As is obvious now, the basic trend of speculative fiction has been and remains heading away from outer space and towards “inner space”, where the major directions taken and changes made are in the minds of the characters (usually the protagonist) rather than in a space war or natural disaster. Here the speculative fiction writer/artist also becomes a moralist, and prescribes as well as describes. Rather than a hypothetical “is” alone, contemporary speculative fiction tends to integrate ethically supportable “oughts.”
This trend toward social, or “New Wave”, speculative fiction has caused resentment and divisiveness within the family of speculative fiction writers, mainly by hard line old guard adherents of adventure and gadget speculative fiction, who accused new wavers of poisoning the entertainment value of the genre with deep thought. Change and progress tend to cause transitional upheaval, but they also tend to win out in the end, as an art form’s burgeoning maturity refuses to be denied, and now the dispute is over; all admit that new wave speculative fiction is here to stay, at least until an as-yet-unimagined further maturation supersedes it, and most wouldn’t have it any other way, myself included. The representative reader of speculative fiction is no longer an adolescent idiot, but an adult intellectual, and that’s as it should be for our most thought-provoking literary prose form.

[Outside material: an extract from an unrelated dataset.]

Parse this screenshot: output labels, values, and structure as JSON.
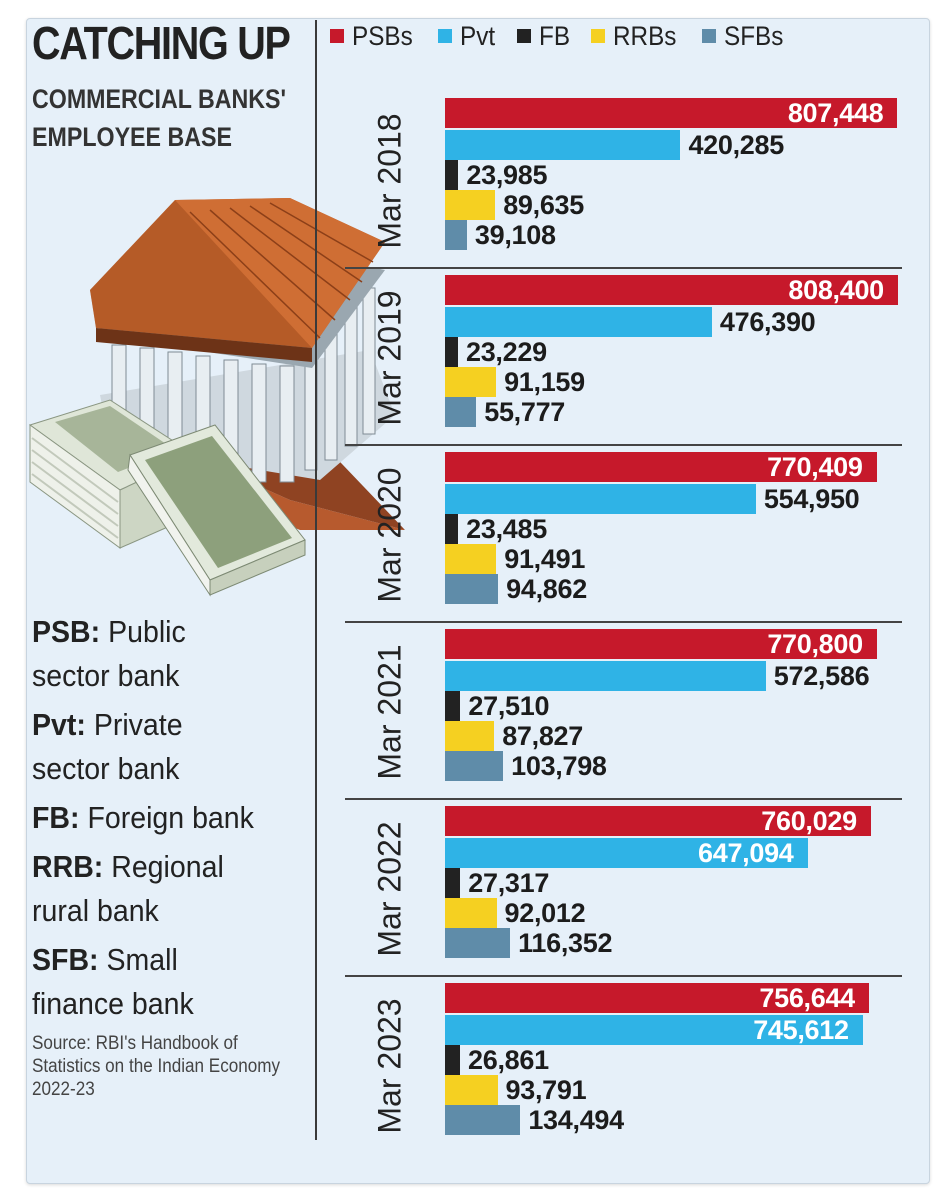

But who exactly writes such stuff? What motivates an otherwise normal human being to write speculative fiction? His/her psychological makeup, opined speculative fiction author Philip K. Dick. First, the speculative fiction writer is a scientist, but a scientist of the possible or probable rather than of the actual, which restricts him/her too much: a speculator. Second, the speculative fiction writer must be a writer (artist), otherwise he/she would not write. Third, the speculative fiction writer must be a shy warner of the world; shy to redirect his/her warning impulse from active protest, but with a desire for change for the better deeply ingrained within his/her psyche; for otherwise (s)he WOULD not write.
What are this rather singular (if not downright odd) individual’s major themes? Time, space, evil as a palpable entity, other life forms, the mechanization of humanity, oppressive future governmental systems, ecological catastrophe, death, fertility, holocaust, parapsychology, war, genetic engineering, quests, sex, technology as problem (technophobia) and as solution (technophilia), et cetera ad infinitum. There is one necessary and essential element, however: to render the theme (and the work itself) interesting to the reader, the speculative fiction writer/artist must him/herself be interested in it and have something different and subjectively significant to say about it. This is true, I feel, of all good fiction.
In summation, speculative fiction is relevant, prophetic, inexpensive (at the bookstore in paperback) or free (from the library or a friend), can be both enlightening and entertaining (or it wouldn’t command one seventh of the mass market), and is an art form besides. What more could one want?